Fed Chief Urges Cuts in Retirement Benefits
Federal Reserve Chairman Alan Greenspan said Friday that the country would face “abrupt and painful” choices unless Congress acted quickly to trim Social Security and Medicare benefits for the baby-boom generation. He said the government had promised more than it could deliver.
Returning to a politically explosive issue just before the Republican National Convention, Greenspan said the country must face up to “some tough policy choices.”
Government resources, even under the most optimistic economic assumptions on growth and productivity, will be inadequate to provide baby boomers with the level of benefits their parents received, he said.
Speaking at a two-day conference sponsored by the Kansas City Federal Reserve on challenges posed by an aging population, Greenspan said policymakers must address the looming crisis in Social Security and Medicare before the first wave of 77 million U.S. baby boomers began retiring later this decade.
“We owe it to our retirees to promise only the benefits that can be delivered,” he said. “If we have promised more than our economy has the ability to deliver ... as I fear we may have, we must recalibrate our public programs so that pending retirees have time to adjust through other channels.”
And he warned, “If we delay, the adjustments could be abrupt and painful.
“Curbing benefits once bestowed has proved difficult in the past,” he noted, so the government must be careful about enacting any new benefits.
At President Bush’s urging, Congress last year passed a new prescription drug benefit expected to cost more than $540 billion in the next 10 years.
Greenspan, 78, who was recently confirmed for a fifth term as Fed chairman, suggested that one possible fix would be to increase the retirement age to receive full benefits. It is already scheduled to rise from 65 to 67. He has suggested that the retirement age be continually adjusted to reflect ever-rising life expectancies.
He has also proposed trimming the annual cost-of-living adjustment that retirees receive because the current Consumer Price Index overstates inflation.
Greenspan has long been concerned about benefits programs for the elderly. In 1983, he chaired a commission that rescued Social Security during an earlier funding crisis.
And starting in February, he has delivered a series of warnings about the looming crisis in Social Security and Medicare, which along with soaring budget deficits are likely to be the biggest economic challenges in the next four years.
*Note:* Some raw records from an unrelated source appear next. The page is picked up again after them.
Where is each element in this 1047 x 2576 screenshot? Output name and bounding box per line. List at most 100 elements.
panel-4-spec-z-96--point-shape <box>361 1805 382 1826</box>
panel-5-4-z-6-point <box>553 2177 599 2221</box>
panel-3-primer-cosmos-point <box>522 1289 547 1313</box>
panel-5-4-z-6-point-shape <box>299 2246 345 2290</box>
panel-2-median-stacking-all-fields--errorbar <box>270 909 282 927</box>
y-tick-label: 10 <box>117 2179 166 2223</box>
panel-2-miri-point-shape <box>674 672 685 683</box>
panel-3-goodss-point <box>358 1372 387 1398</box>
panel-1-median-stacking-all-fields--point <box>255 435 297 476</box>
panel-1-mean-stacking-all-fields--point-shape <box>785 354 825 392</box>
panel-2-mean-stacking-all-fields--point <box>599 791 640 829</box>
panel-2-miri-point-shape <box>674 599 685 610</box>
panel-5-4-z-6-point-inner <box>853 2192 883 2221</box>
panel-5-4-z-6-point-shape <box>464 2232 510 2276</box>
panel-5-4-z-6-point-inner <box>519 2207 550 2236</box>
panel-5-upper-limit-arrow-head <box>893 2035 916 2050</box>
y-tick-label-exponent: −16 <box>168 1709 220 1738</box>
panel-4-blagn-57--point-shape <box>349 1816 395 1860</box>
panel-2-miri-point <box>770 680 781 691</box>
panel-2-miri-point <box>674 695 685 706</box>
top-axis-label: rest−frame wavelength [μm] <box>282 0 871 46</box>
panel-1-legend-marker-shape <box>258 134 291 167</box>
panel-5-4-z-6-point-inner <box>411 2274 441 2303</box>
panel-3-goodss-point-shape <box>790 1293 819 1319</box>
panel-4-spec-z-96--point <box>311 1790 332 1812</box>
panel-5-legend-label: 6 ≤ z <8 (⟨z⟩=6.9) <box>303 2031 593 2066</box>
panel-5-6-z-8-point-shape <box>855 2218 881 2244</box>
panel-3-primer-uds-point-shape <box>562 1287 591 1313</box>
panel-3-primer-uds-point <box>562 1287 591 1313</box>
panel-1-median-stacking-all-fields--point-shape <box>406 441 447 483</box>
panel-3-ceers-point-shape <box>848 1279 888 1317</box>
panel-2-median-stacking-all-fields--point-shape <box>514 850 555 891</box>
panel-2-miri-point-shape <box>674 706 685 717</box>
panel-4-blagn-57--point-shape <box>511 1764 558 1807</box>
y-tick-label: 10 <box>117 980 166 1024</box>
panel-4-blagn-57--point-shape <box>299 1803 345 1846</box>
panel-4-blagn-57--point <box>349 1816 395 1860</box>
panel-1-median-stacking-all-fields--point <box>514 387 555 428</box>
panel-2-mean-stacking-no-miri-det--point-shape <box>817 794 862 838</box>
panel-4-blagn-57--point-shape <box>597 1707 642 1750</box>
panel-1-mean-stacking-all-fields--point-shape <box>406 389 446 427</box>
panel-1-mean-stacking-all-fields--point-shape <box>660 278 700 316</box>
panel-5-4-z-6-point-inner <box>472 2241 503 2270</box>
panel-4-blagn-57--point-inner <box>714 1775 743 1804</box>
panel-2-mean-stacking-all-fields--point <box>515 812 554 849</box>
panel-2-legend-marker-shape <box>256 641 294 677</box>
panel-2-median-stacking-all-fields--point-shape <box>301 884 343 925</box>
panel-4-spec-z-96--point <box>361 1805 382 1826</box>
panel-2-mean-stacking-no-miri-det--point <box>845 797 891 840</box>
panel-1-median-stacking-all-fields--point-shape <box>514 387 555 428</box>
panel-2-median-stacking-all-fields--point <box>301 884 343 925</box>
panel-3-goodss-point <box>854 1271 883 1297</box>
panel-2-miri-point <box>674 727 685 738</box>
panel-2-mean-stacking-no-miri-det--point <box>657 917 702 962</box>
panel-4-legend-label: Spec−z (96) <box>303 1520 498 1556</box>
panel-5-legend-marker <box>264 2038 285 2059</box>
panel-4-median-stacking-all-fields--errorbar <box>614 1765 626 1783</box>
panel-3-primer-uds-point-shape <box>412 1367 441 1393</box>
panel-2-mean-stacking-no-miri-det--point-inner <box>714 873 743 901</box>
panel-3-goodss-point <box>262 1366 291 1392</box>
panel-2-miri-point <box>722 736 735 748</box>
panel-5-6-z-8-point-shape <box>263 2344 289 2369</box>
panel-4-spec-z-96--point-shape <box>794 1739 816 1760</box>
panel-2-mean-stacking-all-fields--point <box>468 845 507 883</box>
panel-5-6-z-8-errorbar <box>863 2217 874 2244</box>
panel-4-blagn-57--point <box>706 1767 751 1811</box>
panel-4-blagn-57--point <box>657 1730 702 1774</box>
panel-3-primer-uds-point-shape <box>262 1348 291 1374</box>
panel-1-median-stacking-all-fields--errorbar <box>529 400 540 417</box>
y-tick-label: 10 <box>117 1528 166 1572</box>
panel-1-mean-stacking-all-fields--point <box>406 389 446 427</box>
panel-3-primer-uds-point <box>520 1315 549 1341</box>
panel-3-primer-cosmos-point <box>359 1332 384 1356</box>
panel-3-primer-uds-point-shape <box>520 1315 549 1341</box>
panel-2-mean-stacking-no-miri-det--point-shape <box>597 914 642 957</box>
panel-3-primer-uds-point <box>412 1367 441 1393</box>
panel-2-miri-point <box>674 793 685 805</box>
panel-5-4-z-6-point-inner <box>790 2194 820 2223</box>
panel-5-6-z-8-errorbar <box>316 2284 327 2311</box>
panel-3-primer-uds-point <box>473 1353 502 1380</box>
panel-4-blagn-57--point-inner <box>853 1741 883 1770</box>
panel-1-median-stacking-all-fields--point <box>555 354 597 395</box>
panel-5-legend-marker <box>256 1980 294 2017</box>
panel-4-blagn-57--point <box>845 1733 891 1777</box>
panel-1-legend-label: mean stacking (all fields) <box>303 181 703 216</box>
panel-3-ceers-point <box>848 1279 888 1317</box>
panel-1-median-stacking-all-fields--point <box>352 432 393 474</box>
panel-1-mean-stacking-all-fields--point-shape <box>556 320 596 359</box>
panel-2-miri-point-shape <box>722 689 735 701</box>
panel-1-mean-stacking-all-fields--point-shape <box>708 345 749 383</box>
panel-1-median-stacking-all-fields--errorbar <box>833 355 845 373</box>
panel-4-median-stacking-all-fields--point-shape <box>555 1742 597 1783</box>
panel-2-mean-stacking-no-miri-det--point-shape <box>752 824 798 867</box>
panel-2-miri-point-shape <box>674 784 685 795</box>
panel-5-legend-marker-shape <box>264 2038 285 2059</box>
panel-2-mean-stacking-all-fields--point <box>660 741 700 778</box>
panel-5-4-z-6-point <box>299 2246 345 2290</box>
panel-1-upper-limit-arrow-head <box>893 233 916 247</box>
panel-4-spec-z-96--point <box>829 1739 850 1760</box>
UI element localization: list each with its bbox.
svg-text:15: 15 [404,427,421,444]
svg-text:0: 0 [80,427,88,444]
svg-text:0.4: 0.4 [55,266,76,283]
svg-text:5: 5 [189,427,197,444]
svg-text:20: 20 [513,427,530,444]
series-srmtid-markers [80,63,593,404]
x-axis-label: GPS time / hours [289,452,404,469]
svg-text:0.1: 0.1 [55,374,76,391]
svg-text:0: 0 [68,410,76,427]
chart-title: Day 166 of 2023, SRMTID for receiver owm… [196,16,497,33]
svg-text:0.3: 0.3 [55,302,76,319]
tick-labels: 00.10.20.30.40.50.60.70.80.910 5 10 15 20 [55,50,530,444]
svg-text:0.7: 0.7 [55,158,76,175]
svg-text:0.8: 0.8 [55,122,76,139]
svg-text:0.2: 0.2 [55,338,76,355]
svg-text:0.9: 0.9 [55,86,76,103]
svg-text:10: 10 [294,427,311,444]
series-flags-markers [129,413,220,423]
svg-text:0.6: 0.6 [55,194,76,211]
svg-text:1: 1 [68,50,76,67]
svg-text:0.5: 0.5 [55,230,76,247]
However, the government’s two largest entitlement programs have received little attention in the presidential race because neither Bush nor his Democratic challenger, Sen. John F. Kerry, wants to dwell on financing problems that present painful choices.
Bush favors giving younger workers the option of putting part of their payroll tax into personal retirement accounts. Kerry opposes the plan for partial privatization.
In the firestorm that erupted over Greenspan’s earlier comments about trimming benefits for baby boomers, Kerry rejected the idea of cutting benefits, while Bush said benefits “should not be changed for people who are at or near retirement.”
In a statement, Kerry spokeswoman Allison Dobson said Friday that Greenspan’s testimony “should be a wake-up call.” She criticized Bush’s economic policy, saying “it has driven up endless deficits and put Social Security in danger.”
Other speakers at the conference echoed Greenspan’s comments about the difficult choices that aging populations posed for government policymakers.
While the United States, Europe and Japan are seen as facing the biggest difficulty financing baby-boomer retirements, International Monetary Fund Deputy Managing Director Anne Krueger said developing countries would also face problems with aging populations.
She said countries such as India and Brazil must “take remedial action now to establish much sounder fiscal positions” to cope with rising pension costs.
James Poterba, a Massachusetts Institute of Technology economics professor, said his research showed that one dreaded fallout from the baby-boom generation’s retirement was unlikely to occur -- an “asset market meltdown” as they sell their stocks to finance their retirement.
He said that should not happen because the wealthy, who would not need to sell, own such a large share of financial assets.